As reported to yesterday morning’s Green Café meeting, the Oxford Real Farming Conference (ORFC) is hosting its biggest ever global online event for agroecological farmers, growers and food producers between 7-13 January in an urgent bid to fix our broken food system. ORFC Global 2021 brings together over four thousand delegates, including leading voices in agroecological, organic and regenerative agriculture. It aims to catalyse radical action in the face of multiple global threats including climate change, biodiversity loss, soil degradation, poverty and Covid-19.
Temperature data released by the European Union’s Copernicus Climate Change Service (C3S) shows that the climate crisis continued unabated in 2020, with the joint highest global temperatures on record, alarming Arctic heat, record wildfires and record a record 29 tropical Atlantic storms. Despite a 7% global fall in carbon of 2.4bn tonnes reduced emissions from fossil fuels to about 34bn tonnes of carbon dioxide in 2020, due to coronavirus lockdowns, heat-trapping carbon dioxide continued to build up in the atmosphere, also setting a new record. The average surface temperature across the planet in 2020 was 1.25C higher than in the pre-industrial period of 1850-1900, dangerously close to the 1.5C target set by the world’s nations
In an interview to mark her 18th birthday on 3 January, Greta Thunberg the Swedish environmental campaigner named her ideal birthday present as a “promise from everyone that they will do everything they can” for the planet. However, when pressed on a more material gift, she went for replacement headlights for her bike, explaining that in Sweden it gets very dark in the winter.

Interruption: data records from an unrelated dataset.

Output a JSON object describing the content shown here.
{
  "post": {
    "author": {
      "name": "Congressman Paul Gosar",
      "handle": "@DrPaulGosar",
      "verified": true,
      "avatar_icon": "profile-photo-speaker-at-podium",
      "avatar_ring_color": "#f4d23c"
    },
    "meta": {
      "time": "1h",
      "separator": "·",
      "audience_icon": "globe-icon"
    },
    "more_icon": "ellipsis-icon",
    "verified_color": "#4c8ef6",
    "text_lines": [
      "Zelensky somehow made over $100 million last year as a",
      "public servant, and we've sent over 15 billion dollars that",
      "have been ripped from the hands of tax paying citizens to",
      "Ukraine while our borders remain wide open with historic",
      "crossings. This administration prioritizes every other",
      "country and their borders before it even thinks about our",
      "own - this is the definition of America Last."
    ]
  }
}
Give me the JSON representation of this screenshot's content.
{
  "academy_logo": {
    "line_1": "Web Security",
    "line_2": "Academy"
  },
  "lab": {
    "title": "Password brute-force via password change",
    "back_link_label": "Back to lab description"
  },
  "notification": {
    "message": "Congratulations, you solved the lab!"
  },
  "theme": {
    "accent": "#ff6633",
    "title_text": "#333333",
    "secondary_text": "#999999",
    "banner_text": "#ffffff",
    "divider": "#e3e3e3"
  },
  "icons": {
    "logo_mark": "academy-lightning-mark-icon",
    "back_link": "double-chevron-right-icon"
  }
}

Current Government plans add up to less than a quarter of the emissions cuts needed to achieve 2030 climate target, according to an end of year report by the independent think tank and charity Green Alliance. Despite the enormous challenge of battling a pandemic, the government made bold promises throughout 2020 to reduce emissions ahead of hosting next year’s UN climate summit in Glasgow. These included the ten point plan for a green industrial revolution, new plans for sustainable land management, ending the financing of fossil fuel projects abroad and the new target (nationally determined contribution) to reduce emissions by at least 68 per cent by 2030 compared with 1990 levels. This puts the UK ahead of other countries in setting targets for carbon emissions reduction, including the EU which has committed to a 55 per cent reduction by 2030. These ambitions need equally bold policies and the funding to succeed the report states.